Notably, meaningful predictive accuracy was achieved without hyperparameter optimization for the Random Forest model, indicating that the observed performance gains arise primarily from dataset design and subset representativeness rather than model-specific tuning. This supports the general applicability of the proposed pipeline, since it does not depend on computationally intensive model selection or parameter searches. Specifically, our pipeline allows researchers to conduct docking calculations on a small subset of a scaffold-based library and then to use the resulting model to predict scores across the entire library. This advantage is particularly impactful for research groups lacking access to high-performance computing resources, as it offers a scalable alternative to exhaustive docking campaigns. Furthermore, the scaffold dataset introduced in this study may serve as a new community benchmark for evaluating sampling strategies and predictive models in scaffold-focused virtual screening. Overall, our findings highlight the synergistic benefits of combining FBVS-derived scaffold libraries with ML and distribution-preserving sampling. This approach offers a cost-effective pathway for exploring ultra-large chemical libraries, enhancing hit discovery, and democratizing access to structure-based virtual screening.

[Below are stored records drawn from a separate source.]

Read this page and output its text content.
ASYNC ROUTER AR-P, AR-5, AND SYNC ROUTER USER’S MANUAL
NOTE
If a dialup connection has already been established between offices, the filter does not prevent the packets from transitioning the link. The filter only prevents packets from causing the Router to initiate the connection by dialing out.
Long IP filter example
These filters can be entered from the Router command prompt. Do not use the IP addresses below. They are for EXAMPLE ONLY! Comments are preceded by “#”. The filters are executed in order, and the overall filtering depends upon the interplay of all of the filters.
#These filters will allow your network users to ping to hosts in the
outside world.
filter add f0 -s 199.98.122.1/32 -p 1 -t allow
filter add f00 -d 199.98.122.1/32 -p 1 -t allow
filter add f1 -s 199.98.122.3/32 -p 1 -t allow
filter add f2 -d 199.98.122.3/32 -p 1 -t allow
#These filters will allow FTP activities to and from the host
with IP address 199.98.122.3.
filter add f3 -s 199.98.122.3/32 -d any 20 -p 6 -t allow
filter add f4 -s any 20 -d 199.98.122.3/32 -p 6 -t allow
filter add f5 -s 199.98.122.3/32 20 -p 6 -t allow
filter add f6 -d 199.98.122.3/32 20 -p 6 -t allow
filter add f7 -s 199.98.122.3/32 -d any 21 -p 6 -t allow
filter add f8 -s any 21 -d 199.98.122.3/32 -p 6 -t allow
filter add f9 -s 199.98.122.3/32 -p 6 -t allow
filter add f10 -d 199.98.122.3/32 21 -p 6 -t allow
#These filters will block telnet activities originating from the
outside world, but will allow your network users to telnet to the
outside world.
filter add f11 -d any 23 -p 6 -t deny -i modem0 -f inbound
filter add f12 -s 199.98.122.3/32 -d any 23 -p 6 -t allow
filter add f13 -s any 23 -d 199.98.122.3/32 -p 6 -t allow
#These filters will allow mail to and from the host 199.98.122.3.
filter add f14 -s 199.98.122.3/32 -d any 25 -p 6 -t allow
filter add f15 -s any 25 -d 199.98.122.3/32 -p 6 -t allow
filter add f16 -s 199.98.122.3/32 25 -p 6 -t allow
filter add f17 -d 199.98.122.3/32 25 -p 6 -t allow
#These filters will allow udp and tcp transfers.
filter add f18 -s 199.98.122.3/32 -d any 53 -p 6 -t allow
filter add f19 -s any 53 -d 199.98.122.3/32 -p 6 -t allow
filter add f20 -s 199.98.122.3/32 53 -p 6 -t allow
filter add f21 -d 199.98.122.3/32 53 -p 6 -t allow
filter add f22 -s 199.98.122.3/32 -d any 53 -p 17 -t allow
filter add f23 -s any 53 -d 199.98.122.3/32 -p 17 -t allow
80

However, it must be noted that this study evaluated only a single scaffold (2-phenylthiazole), and therefore generalization to other scaffolds cannot be assumed. The magnitude of performance gains may depend on scaffold rigidity, substituent flexibility, or intrinsic descriptor variance, which can differ substantially across chemical classes. Because the scaffold was experimentally identified and generating large-scale additional scaffold-restricted datasets is resource-intensive, systematic validation across multiple scaffolds was beyond the scope of this work. Future studies should therefore examine diverse scaffolds using the same methodology to determine which structural families benefit most from subset-based learning and distribution-preserving sampling strategies. This can eventually lead to prospective applications, in which top-ranked compounds predicted by the model are prioritized for experimental validation via synthesis or purchase, followed by biochemical or biophysical assays. Such validation would provide a direct test of whether subset-trained models can successfully recover true binders while substantially reducing computational cost.